As a fan of all things Brady Bunch, I was looking forward to Maureen ("Marcia Brady") McCormick's autobiography if, for no other reason, than to hear (hopefully) a little more behind-the-scenes dirt on what really happened during the filming of the Bunch. Yes, I read Barry Williams' Growing Up Brady back in the early 90s, but I figured Ms. McCormick could tell us more.
Upon hearing early reviews that McCormick admitted to being a cocaine addict and suffering from depression and fears of going insane, I really considered giving this book a pass. Honestly, I didn't want to destroy the warm fuzzy image of the impossibly perfect Bradys. Yet, temptation got me and I gave this book a read.

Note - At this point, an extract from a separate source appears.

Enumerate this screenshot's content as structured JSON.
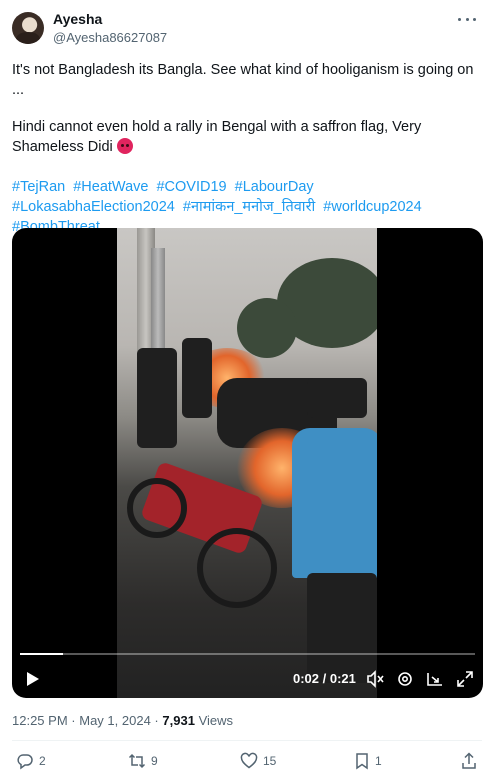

I was not able to read it in one sitting, primarily because the material was so raw, so honest that it was almost painfully overwhelming. Ms. McCormick could have left a great deal of material out, to protect herself, and she did not. She was brutally honest - - she came from a very fractured family (a mother suffering from mental illness, a father who cheated and found God, one older brother who was a classic overachiever, one older brother who fell into drugs and led a groundless life and an older brother who suffered from mental disabilities), she suffered personally and professionally from Marcia Brady's perfectionism and she was addicted to cocaine for years. Her cocaine addiction was so bad, in fact, that she broke off one relationship because she loved the drug more than the man, she dated one man because he could get her drugs and she lost countless opportunities because of coke. (An interview with Steven Spielberg, where she showed up high, as well as a first date with Steve Martin that went nowhere because she was stoned). She also admits allowing a man to videotape her so that she might get drugs. Most definitely not very Brady-esque.

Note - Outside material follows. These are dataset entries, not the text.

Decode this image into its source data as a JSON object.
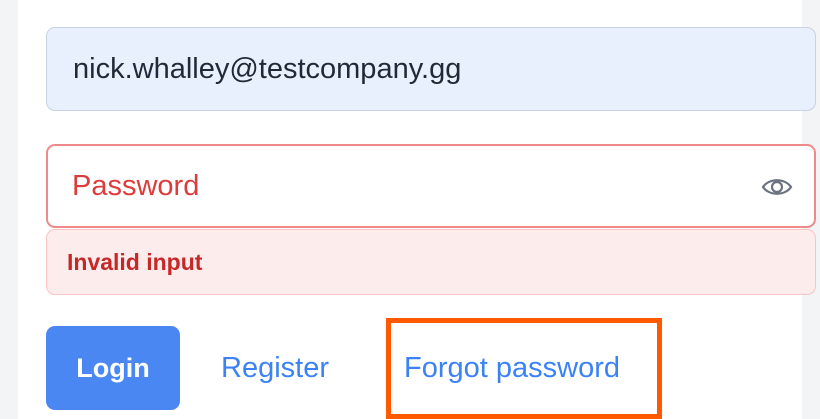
{
  "form": {
    "email_value": "nick.whalley@testcompany.gg",
    "password_placeholder": "Password",
    "show_password_icon": "eye-icon",
    "error_message": "Invalid input",
    "login_label": "Login",
    "register_label": "Register",
    "forgot_password_label": "Forgot password"
  },
  "colors": {
    "primary": "#4b87f3",
    "link": "#3b82f6",
    "error_text": "#c62828",
    "error_border": "#f08a8a",
    "error_bg": "#fdecec",
    "autofill_bg": "#e8f0fe",
    "highlight": "#ff5a00"
  }
}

However, throughout the book, McCormick is exceedingly likable. Even at her rock bottom worst, you want her to get better because she's so damn nice. She makes no excuses for her behavior and her road was not an easy one. She didn't recover overnight; in fact, it took years for her to reach a good place. Years during which her career stalled, her marriage got rocky, she became a mother and her birth family imploded. For anyone who might believe that McCormick wrote this book purely for money, I would suggest you read it first. I hardly think money was the driving force, if any motivation, here. I think McCormick wrote it now because she was finally able to put her demons at rest - - nearly 40 years after appearing as Marcia Brady.
And I say good for her and much continued success.

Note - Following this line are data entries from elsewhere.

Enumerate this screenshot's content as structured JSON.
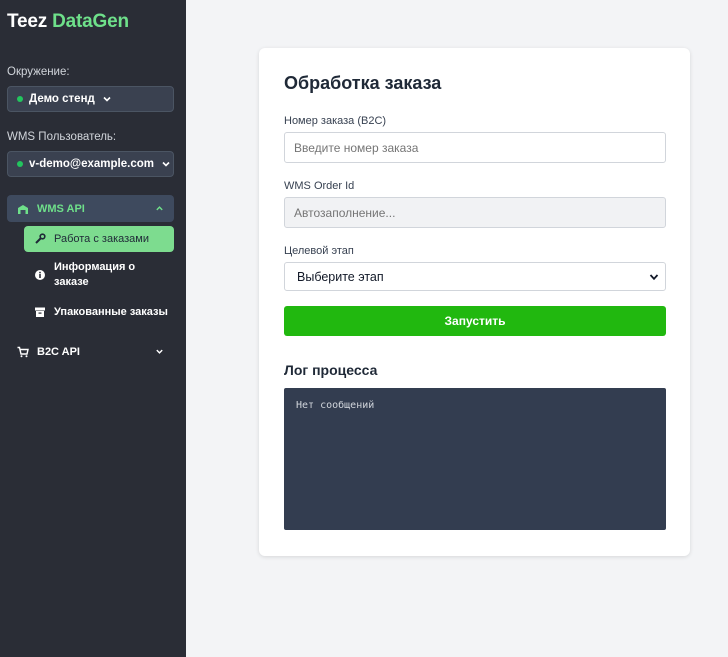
{
  "brand": {
    "part1": "Teez",
    "part2": "DataGen"
  },
  "environment": {
    "label": "Окружение:",
    "value": "Демо стенд"
  },
  "wms_user": {
    "label": "WMS Пользователь:",
    "value": "v-demo@example.com"
  },
  "nav": {
    "wms_api": {
      "label": "WMS API",
      "items": [
        {
          "label": "Работа с заказами",
          "icon": "wrench-icon"
        },
        {
          "label_line1": "Информация о",
          "label_line2": "заказе",
          "icon": "info-icon"
        },
        {
          "label": "Упакованные заказы",
          "icon": "archive-icon"
        }
      ]
    },
    "b2c_api": {
      "label": "B2C API"
    }
  },
  "form": {
    "title": "Обработка заказа",
    "order_number": {
      "label": "Номер заказа (B2C)",
      "placeholder": "Введите номер заказа"
    },
    "wms_order_id": {
      "label": "WMS Order Id",
      "placeholder": "Автозаполнение..."
    },
    "target_stage": {
      "label": "Целевой этап",
      "value": "Выберите этап"
    },
    "run_label": "Запустить"
  },
  "log": {
    "title": "Лог процесса",
    "empty": "Нет сообщений"
  },
  "colors": {
    "accent": "#6ee08a",
    "run_button": "#21b80f",
    "sidebar": "#2a2d36"
  }
}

Frankly, my only complaint about this book is not enough information on the original Brady Bunch - - not surprising though when you read about what McCormick was going through in her personal life. And what a pleasant surprise to know that not only did her Brady Brides husband Jerry "Wally Logan" Houser become a good friend to her but eventually helped to start her on the right path.
Most definitely a thumbs up and a "must read".